Just read an article saying the building was due for $9+ million worth of repairs. A million of that was for “structural issues”. Maybe I’ve been in the Gov’t too long, but $1M doesn’t sound like a lot given the scale of the building/property. Keep in mind, a lot of the info was based on a proposal from an Engineering consultant getting paid for the repairs, so the worse they can make the building look, the more money they make.

The roofing work was the first of the $9M repairs, but the property owners had gotten kudos from the city because the repairs were for the building’s 40-year recertification, and they were a few years ahead of schedule.

There was reference to another email from the property owners tot he city raising concerns about construction going on next door and them digging to close.

I would not be surprised if it comes down to a combination of non-critical issues…structural issues that wouldn’t normally be fatal compounded by vibration/undermining from the construction next door.


----------



## Platypus Engineer (Jun 28, 2021)

1973Olds98 said:


> I am no structural engineer but is it possible a large sinkhole formed under the building, leading to such a collapse? I know Florida is prone to sinkholes and have seen who houses swallowed by them in Florida. As I know some talk about the oxidation of rebar due to the salty environment, but there are literally thousands of structures like this along the beach and none have collapsed in this fashion, plus the rebar is embedded in concrete. It seems like something was going on in the sandy soil beneath the tower leading to settlement, etc. But perhaps a large sinkhole formed which, I would think, could lead to a catastrophic collapse like happened. A terribly sad event and we all need to learn what happened to make sure it never happens again. Prayers to those who were unfortunately killed in this event.

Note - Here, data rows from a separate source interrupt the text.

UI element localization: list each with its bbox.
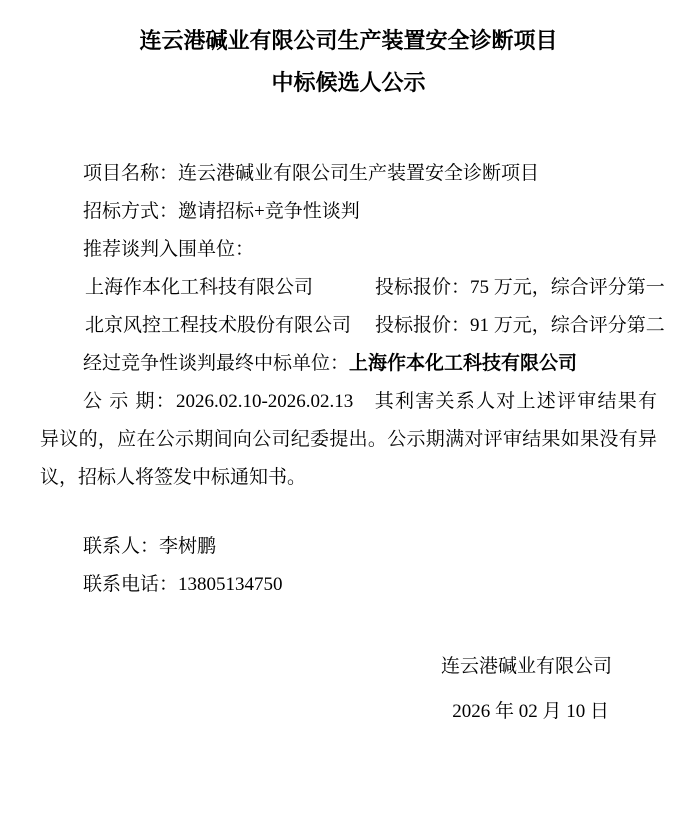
- publicity-period-line-2: 异议的，应在公示期间向公司纪委提出。公示期满对评审结果如果没有异: [40, 421, 657, 459]
- bidder-name: 上海作本化工科技有限公司: [85, 269, 375, 307]
- bidder-row: 上海作本化工科技有限公司投标报价：75 万元，综合评分第一: [40, 269, 657, 307]
- winner-name: 上海作本化工科技有限公司: [349, 353, 577, 374]
- winner-line: 经过竞争性谈判最终中标单位：上海作本化工科技有限公司: [40, 345, 657, 383]
- bidder-name: 北京风控工程技术股份有限公司: [85, 307, 375, 345]
- contact-phone-line: 联系电话：13805134750: [40, 566, 657, 604]
- shortlist-heading-line: 推荐谈判入围单位：: [40, 231, 657, 269]
- document-page: 连云港碱业有限公司生产装置安全诊断项目 中标候选人公示 项目名称：连云港碱业有限…: [0, 0, 697, 835]
- document-title-line1: 连云港碱业有限公司生产装置安全诊断项目: [0, 24, 697, 58]
- winner-prefix: 经过竞争性谈判最终中标单位：: [83, 353, 349, 374]
- contact-person-line: 联系人：李树鹏: [40, 528, 657, 566]
- signature-date: 2026 年 02 月 10 日: [40, 693, 657, 731]
- bidder-quote: 投标报价：75 万元，综合评分第一: [375, 277, 665, 298]
- bidder-row: 北京风控工程技术股份有限公司投标报价：91 万元，综合评分第二: [40, 307, 657, 345]
- publicity-period-line-1: 公 示 期：2026.02.10-2026.02.13 其利害关系人对上述评审结…: [40, 383, 657, 421]
- publicity-period-line-3: 议，招标人将签发中标通知书。: [40, 459, 657, 497]
- document-body: 项目名称：连云港碱业有限公司生产装置安全诊断项目 招标方式：邀请招标+竞争性谈判…: [0, 155, 697, 731]
- document-title-line2: 中标候选人公示: [0, 66, 697, 100]
- bidder-quote: 投标报价：91 万元，综合评分第二: [375, 315, 665, 336]
- signature-company: 连云港碱业有限公司: [40, 648, 657, 686]
- bid-method-line: 招标方式：邀请招标+竞争性谈判: [40, 193, 657, 231]
- project-name-line: 项目名称：连云港碱业有限公司生产装置安全诊断项目: [40, 155, 657, 193]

There are reports of noticeable cracks in the parking garage before collapse. 

I remember seeing in one of the articles about this that the waterproofing on the concrete needs to re applied periodically. Given the salt air the waterproofing is critical to prevent chlorides from reaching the rebar, which will lead to corrosion. Rebar expands as it corrodes causing cracks in concrete and eventually causing pieces of it to fall off. Corrosion weakens the metal reducing its strength. There are pictures from this showing exposed rebar. 

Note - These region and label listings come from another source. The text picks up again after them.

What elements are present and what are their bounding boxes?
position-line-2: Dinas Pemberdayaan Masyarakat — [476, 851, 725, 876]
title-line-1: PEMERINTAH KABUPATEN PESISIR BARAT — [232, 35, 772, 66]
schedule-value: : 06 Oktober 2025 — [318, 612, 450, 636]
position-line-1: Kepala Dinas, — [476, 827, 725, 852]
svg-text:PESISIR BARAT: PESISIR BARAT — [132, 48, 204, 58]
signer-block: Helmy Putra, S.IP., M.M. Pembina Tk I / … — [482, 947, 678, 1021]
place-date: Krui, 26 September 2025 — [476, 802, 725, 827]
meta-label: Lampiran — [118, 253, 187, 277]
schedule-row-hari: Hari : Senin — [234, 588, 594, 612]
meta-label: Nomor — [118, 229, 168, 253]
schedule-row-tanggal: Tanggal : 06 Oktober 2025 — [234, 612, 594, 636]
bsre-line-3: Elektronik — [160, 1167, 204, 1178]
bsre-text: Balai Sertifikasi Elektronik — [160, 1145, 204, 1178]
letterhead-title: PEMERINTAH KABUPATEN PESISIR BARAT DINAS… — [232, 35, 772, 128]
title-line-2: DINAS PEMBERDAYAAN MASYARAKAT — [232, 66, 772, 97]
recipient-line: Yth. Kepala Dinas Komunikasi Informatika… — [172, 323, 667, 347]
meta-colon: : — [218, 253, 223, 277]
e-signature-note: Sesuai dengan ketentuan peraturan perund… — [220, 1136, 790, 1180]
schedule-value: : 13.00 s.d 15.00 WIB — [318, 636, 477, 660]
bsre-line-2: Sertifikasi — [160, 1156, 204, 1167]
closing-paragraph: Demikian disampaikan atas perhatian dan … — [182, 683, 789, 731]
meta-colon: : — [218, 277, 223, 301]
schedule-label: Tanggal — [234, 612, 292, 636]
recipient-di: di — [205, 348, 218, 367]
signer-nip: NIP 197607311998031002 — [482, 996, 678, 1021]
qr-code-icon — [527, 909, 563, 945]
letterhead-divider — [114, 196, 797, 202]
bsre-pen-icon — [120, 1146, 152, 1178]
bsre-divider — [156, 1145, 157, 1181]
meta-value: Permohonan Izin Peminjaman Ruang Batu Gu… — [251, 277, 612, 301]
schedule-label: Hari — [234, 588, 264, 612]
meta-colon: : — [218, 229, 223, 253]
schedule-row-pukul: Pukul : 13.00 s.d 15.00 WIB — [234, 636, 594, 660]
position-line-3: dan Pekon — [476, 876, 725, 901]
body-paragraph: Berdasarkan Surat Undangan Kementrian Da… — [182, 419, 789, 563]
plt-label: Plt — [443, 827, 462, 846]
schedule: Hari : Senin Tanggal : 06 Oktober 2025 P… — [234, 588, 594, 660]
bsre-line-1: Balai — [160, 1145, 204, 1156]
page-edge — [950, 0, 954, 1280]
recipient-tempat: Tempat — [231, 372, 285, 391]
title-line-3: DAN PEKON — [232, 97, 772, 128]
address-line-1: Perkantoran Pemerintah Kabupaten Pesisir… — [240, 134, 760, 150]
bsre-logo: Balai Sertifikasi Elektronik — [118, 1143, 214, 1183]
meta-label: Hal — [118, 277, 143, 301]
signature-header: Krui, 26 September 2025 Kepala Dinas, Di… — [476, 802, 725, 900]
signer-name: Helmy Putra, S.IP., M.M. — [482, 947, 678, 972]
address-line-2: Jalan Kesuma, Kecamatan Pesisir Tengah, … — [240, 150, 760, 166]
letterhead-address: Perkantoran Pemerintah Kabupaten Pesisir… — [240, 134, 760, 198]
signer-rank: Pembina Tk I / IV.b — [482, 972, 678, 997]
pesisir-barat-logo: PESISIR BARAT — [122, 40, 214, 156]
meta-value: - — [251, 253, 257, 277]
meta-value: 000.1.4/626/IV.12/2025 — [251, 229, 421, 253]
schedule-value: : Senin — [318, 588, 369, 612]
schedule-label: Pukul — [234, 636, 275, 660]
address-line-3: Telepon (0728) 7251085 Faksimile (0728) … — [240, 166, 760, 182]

There was also a case at the auto racing track outside of Charlotte. The parking lots are on the opposite side of the road from the track. Elevated walkways were installed using precast slabs. The grout used to plug the holes where the lifting rings were had chlorides in it . The chlorides got to the rebar causing one of the walkways to collapse.


----------



## Reverse Polish (Jun 28, 2021)

Platypus Engineer said:


> There are reports of noticeable cracks in the parking garage before collapse.
> 
> I remember seeing in one of the articles about this that the waterproofing on the concrete needs to re applied periodically. Given the salt air the waterproofing is critical to prevent chlorides from reaching the rebar, which will lead to corrosion. Rebar expands as it corrodes causing cracks in concrete and eventually causing pieces of it to fall off. Corrosion weakens the metal reducing its strength. There are pictures from this showing exposed rebar.
> 
> There was also a case at the auto racing track outside of Charlotte. The parking lots are on the opposite side of the road from the track. Elevated walkways were installed using precast slabs. The grout used to plug the holes where the lifting rings were had chlorides in it . The chlorides got to the rebar causing one of the walkways to collapse.

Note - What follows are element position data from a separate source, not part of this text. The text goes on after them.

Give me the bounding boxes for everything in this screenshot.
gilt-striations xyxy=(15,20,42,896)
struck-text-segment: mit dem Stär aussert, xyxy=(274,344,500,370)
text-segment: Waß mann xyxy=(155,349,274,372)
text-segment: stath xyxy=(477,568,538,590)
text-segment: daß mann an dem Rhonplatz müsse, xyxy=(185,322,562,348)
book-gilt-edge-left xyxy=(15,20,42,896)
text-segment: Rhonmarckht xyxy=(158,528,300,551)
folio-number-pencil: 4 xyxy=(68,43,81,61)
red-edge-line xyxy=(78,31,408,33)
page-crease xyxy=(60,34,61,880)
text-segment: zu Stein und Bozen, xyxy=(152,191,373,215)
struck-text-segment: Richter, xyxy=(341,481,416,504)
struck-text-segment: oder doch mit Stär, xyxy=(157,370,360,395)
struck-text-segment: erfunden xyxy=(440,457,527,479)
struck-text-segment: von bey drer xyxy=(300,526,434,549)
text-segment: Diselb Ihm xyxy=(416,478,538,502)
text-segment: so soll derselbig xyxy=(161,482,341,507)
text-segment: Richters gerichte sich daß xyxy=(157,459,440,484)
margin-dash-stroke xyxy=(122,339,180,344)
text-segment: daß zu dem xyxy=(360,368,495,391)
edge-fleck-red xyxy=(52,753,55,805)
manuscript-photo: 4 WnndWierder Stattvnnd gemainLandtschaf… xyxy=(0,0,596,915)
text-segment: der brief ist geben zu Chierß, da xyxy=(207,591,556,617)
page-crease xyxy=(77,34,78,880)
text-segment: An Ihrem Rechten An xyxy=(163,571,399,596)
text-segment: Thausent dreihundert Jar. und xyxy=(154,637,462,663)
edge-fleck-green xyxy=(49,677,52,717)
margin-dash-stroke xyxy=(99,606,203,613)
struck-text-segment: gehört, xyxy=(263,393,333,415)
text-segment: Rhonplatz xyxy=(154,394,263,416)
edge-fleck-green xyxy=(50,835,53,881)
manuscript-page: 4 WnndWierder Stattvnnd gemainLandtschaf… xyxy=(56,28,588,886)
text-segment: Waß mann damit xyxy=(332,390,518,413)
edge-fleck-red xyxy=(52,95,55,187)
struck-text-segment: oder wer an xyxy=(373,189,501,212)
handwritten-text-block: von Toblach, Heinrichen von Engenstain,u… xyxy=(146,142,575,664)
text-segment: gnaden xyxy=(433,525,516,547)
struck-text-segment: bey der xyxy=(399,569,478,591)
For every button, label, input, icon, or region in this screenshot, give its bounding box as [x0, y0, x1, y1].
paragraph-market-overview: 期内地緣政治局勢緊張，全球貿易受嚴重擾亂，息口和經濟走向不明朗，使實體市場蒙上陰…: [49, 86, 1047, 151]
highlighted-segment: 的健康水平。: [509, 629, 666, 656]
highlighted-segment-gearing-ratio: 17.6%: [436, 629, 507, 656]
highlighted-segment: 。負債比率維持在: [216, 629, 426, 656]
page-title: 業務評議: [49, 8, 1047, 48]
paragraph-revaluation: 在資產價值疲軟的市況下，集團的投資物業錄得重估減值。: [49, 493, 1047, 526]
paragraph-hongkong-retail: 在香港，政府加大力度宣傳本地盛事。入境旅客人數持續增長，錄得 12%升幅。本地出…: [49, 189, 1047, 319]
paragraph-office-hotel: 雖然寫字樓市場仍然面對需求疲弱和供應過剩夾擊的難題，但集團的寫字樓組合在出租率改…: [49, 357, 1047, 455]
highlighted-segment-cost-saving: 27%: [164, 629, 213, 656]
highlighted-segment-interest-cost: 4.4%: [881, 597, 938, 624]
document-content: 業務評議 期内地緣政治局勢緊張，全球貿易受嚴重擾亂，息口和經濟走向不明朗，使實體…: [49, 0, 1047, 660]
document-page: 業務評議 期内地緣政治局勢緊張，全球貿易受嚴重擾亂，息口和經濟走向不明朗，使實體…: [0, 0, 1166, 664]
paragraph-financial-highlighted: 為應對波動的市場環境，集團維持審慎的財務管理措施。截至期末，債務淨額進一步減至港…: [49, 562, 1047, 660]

This is exactly why I don't want to speculate at this point. The news media, which reports to the ignorant general public, has speculation all over the place, which may or may not make sense. Not that the media or lay people care about drawing accurate conclusions. I think that having engineers contribute their own speculations to the white noise of Amateur Hour only muddies the engineering message of careful and deliberate study, and does a disservice to those who have lost their lives and homes. 

Cracks in concrete. Spalling. Work on the roof. Pool deck waterproofing. If any of these factors could single-handedly explain a collapse, we wouldn't have any reinforced concrete buildings standing anywhere in the world. It's incumbent upon us engineers to not contribute to what is already an emotionally-charged situation, and stick to facts vis-a-vis hearsay.


----------



## bwin12 (Jul 6, 2021)

Reverse Polish said:


> The news media, which reports to the ignorant general public, has speculation all over the place, which may or may not make sense. Not that the media or lay people care about drawing accurate conclusions. I think that having engineers contribute their own speculations to the white noise of Amateur Hour only muddies the engineering message of careful and deliberate study, and does a disservice to those who have lost their lives and homes.



This thread is over a week old, but it seems a lot of the media I have read (I generally read articles, not watch Fox/CBS/NBC) seem to recently be focusing on the lack of repairs and how expensive those repairs were going to be. I agree that engineers drawing inaccurate conclusions isn't helpful and feeds a narrative, but it also captures an emotional situation and gets the message out that these buildings (and infrastructure in general) needs to be maintained. 

I am interested in the legal proceedings that will happen. Who is going to be found at fault and be financially responsible? I unfortunately keep circling back to the residents/board. Obviously we don't have all the facts, but what is being reported makes sense.


----------



## Reverse Polish (Jul 6, 2021)

bwin12 said:


> This thread is over a week old, but it seems a lot of the media I have read (I generally read articles, not watch Fox/CBS/NBC) seem to recently be focusing on the lack of repairs and how expensive those repairs were going to be. I agree that engineers drawing inaccurate conclusions isn't helpful and feeds a narrative, but it also captures an emotional situation and gets the message out that these buildings (and infrastructure in general) needs to be maintained.
> 
> I am interested in the legal proceedings that will happen. Who is going to be found at fault and be financially responsible? I unfortunately keep circling back to the residents/board. Obviously we don't have all the facts, but what is being reported makes sense.



Right. And that's not necessarily a bad thing. Most lay people (esp. condominium associations, in my experience) don't want to recognize that a building is an organism that needs to be maintained, and that this maintenance costs money. I think current media reports unecessarily feed fear to the public, though, implying that concrete buildings with cracks or spalls are susceptible to collapse.


----------



## jeb6294 (Jul 6, 2021)

bwin12 said:


> I am interested in the legal proceedings that will happen. Who is going to be found at fault and be financially responsible? I unfortunately keep circling back to the residents/board. Obviously we don't have all the facts, but what is being reported makes sense.


It certainly sounds like the residents/board were dragging their feet on costly repairs, but I'm sure the circling vultures are going to ask if any structural issues that required such extensive repairs fall at the feet of the city/Engineer/Architect. Even if there wasn't necessarily anything that can be ties back to the initial design, those three would have much deeper pockets.


----------



## Platypus Engineer (Oct 5, 2021)

Accordng to link, there were penthouses added that were not part of original design, concrete not thick enough, no shear caps on columns. 









Questionable design, construction practices likely contributed to Surfside condo collapse


Multiple design- and building-related issues may have led to the deadly June collapse of Champlain Towers South in Florida, said an attorney-engineer.




www.constructiondive.com


----------



## wilheldp_PE (Oct 5, 2021)

I wonder what percentage of buildings would remain standing if a true, independent review was made of every building in the country, and those deemed dangerous were demolished. I say we'd fare better than other places (like India and China), but there would be a fair few buildings being demolished around the country.


----------